Her growing curiosity led her to enter the world of science fairs, where she described herself as a fierce competitor.
“For me, science became like a sport,” said Quave. “I grew up in the 1980s when there weren't opportunities for disabled children. But I started getting into science and realized, ‘Wow, I'm really good at this.’”
Finding focus
At first, Quave attended Emory University to become a pediatric orthopedic surgeon, following in the steps of those who cared for her as a child. But a medical anthropology course opened her eyes to new perspectives. She learned that although some cultures view disability as something to be pitied or intentionally ignored, disabled people are considered special and possessing of spiritual power in other cultures.
Quave began to think about herself — and medicine — in a different way. Double majoring in biology and anthropology, she traveled to the Amazon rainforest after her junior year to study medical practice in Peruvian culture. There, she met a community healer treating patients with various ailments using plants and holistic techniques.

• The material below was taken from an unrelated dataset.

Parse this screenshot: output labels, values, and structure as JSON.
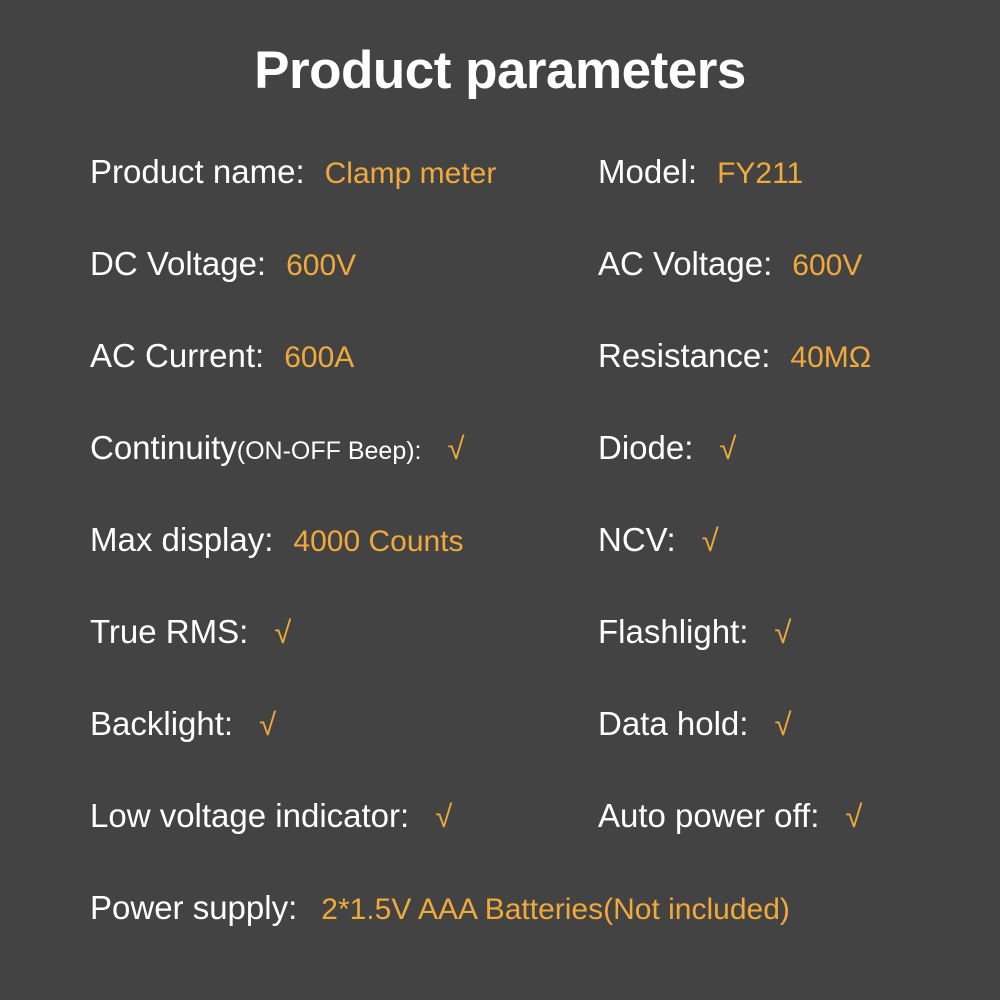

“He taught me that medicine is about so much more than pharmacy or surgery,” said Quave. “It is about your connection with others.”
The experience led her to forego medical school and begin a research career in ethnobotany — the study of the relationship between plants and humans — instead. After college, and before starting a biology doctorate at Florida International University, she participated in a project documenting traditional names for wild foods in southern Italy. There she met her future husband, with whom she now has four children.
Although Quave admitted that remote fieldwork with a prosthetic leg and sometimes a family in tow requires creativity and sacrifice, she emphasized that it is ultimately “all about the attitude and the spirit with which you approach your work.”
Developing solutions
Quave’s research group, which receives grant funding from the National Institutes of Health, uses ethnobotany to inform drug development for a wide range of conditions, from eczema to antibiotic resistance. Her team operates a chemical library, the Quave Natural Products Library, that houses more than 2,500 extracts from more than 750 species.
For one project, Quave is developing a drug for eczema using extracts from the Brazilian pepper tree and the European chestnut tree. Quave seeks to pharmaceutically mimic the trees’ ability to turn off bacterial cells’ communication networks. In this way, the trees, and potential drug, would prevent bacteria from effectively colonizing and releasing toxins that cause significant tissue damage in people with eczema.
In another project, Quave found that an extract from the roots of the elmleaf blackberry plant is effective in fighting off the bacteria Staphyloccus aureas, the cause of staph infections. The plant is used to treat skin conditions in southern Italy, and Quave discovered that its effectiveness is related to its ability to inhibit bacteria’s production of biofilm, a slimy matrix produced as a protective barrier. She continues to study the extract for its potential to shut down bacteria involved in other common infections in the ear and sinuses. Quave believes that it could be added to antibiotic drugs in the future to better treat resistant infections like the one she developed as a child.
In addition, Quave has launched two companies to bring potential drugs to market, and she was recently inaugurated into the National Academy of Inventors. She urged young scholars to consider nature-based drug development as a career path, noting that less than 1,000 of the more than 374,000 plant species on Earth have been examined for human health benefits.
“If you were born after the mid-1980s, no new class of antibiotic has been discovered and brought to market in your lifetime,” she said. “We really need to fill this pipeline, and my big question is, could plants be the solution? I’m a bit biased, but I think they could.”
(Lindsay Key is a contract writer for the NIEHS Office of Communications and Public Liaison.)